A própria OMS estima que, apenas ao longo do ano de 2016, 600 mil crianças tenham morrido em consequência de infecções respiratórias

People wear face masks as they cross a street on a polluted day in Beijing, China January 4, 2017. Credito: Thomas Peter/Reuters
O futuro da população mundial está em risco e a culpa é da poluição. É o que diz a Organização Mundial da Saúde (OMS), que divulgou um relatório com dados preocupantes sobre crianças e poluição: 93% da população com menos de 15 anos de idade respira ar tão poluído que sua saúde e desenvolvimento correm graves riscos.

De acordo com o documento publicado na primeira Conferência Mundial sobre Poluição do Ar e Saúde, realizada no começo de novembro em Genebra (Suíça), a situação já afeta 1,8 bilhão de crianças no mundo.

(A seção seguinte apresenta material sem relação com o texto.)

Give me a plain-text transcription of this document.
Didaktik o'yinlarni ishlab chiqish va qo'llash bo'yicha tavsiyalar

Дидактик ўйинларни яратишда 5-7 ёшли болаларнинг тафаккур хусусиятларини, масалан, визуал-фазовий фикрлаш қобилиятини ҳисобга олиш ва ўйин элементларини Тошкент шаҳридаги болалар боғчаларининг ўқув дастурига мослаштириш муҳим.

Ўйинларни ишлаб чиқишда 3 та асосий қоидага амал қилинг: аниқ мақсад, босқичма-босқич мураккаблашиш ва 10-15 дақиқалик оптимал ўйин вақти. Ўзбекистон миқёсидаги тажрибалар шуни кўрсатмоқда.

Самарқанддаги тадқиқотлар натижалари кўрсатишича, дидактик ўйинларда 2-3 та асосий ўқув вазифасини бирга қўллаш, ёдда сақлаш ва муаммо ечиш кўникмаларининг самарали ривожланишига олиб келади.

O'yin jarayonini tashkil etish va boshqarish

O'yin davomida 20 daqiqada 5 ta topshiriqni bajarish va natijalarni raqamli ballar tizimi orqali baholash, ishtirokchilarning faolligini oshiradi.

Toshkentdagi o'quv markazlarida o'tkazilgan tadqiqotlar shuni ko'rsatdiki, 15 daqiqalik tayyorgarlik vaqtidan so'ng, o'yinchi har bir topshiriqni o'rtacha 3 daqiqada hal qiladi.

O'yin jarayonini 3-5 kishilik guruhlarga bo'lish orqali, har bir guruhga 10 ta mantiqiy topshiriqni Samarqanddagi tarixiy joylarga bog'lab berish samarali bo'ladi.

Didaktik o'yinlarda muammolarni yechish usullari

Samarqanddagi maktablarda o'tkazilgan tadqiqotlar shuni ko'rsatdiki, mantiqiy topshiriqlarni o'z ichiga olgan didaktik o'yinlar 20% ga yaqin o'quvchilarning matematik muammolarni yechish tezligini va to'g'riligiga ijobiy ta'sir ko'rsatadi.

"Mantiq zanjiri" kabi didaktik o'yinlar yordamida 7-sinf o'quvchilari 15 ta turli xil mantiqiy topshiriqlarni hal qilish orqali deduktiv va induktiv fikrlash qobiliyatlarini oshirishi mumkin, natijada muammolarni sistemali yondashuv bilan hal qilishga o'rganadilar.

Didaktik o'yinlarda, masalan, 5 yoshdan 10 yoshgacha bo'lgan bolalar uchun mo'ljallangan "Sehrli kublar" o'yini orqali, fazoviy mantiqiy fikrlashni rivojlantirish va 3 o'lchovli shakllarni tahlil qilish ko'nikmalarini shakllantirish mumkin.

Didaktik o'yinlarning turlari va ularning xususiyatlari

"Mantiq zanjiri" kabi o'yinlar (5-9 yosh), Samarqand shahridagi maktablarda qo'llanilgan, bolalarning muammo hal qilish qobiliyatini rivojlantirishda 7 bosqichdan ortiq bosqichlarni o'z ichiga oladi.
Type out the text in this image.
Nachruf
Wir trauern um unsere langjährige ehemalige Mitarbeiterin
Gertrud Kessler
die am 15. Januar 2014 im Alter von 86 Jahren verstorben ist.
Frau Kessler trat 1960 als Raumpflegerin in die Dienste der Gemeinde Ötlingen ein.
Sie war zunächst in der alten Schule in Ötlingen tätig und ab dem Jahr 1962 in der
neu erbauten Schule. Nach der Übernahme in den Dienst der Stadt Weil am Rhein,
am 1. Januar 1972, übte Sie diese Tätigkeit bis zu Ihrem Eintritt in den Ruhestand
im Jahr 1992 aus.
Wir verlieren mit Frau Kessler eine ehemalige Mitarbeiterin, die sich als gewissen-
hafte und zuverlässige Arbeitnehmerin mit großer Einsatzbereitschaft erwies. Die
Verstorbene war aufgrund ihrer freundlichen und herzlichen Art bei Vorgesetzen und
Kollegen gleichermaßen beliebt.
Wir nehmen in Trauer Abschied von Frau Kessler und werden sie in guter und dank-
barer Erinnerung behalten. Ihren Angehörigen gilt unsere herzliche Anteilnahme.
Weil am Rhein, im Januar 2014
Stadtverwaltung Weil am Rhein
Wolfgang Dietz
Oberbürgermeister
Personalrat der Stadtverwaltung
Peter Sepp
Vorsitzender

A própria OMS estima que, apenas ao longo do ano de 2016, 600 mil crianças tenham morrido em consequência de infecções respiratórias causadas pelo ar poluído. A poluição do ar, informa a entidade, é uma ameaça ainda maior para crianças com menos de cinco anos: hoje, ela já é responsável por 10% das mortes nesta faixa etária. Em relação à população geral do planeta, a poluição do ar mata pelo menos 7 milhões de pessoas anualmente e prejudica a saúde de mais de 3 bilhões

Além dos riscos diretos, a poluição do ar resulta em problemas para o futuro saudável da nossa espécie, como um todo. O problema afeta mulheres grávidas, dificultando o ganho de peso do feto e aumentando a possibilidade de nascimentos prematuros. A poluição também fator de risco para o desenvolvimento do cérebro destas crianças e para o surgimento de doenças cardiovasculares crônicas, problemas respiratórios e cânceres – principais causas de morte humana segundo dados da entidade

Os organizadores do relatório destacam a descoberta de que não apenas a poluição do ar externo, mas também a poluição interna pode causar problemas de saúde em grande escala. Isso significa que, além da poluição gerada pela queima de combustíveis fósseis pela indústria e pelos transportes, o uso de carvão, madeira e parafina para aquecimento, cozimento e iluminação em residências, sobretudo em países mais pobres, têm grande impacto na saúde da população infantil.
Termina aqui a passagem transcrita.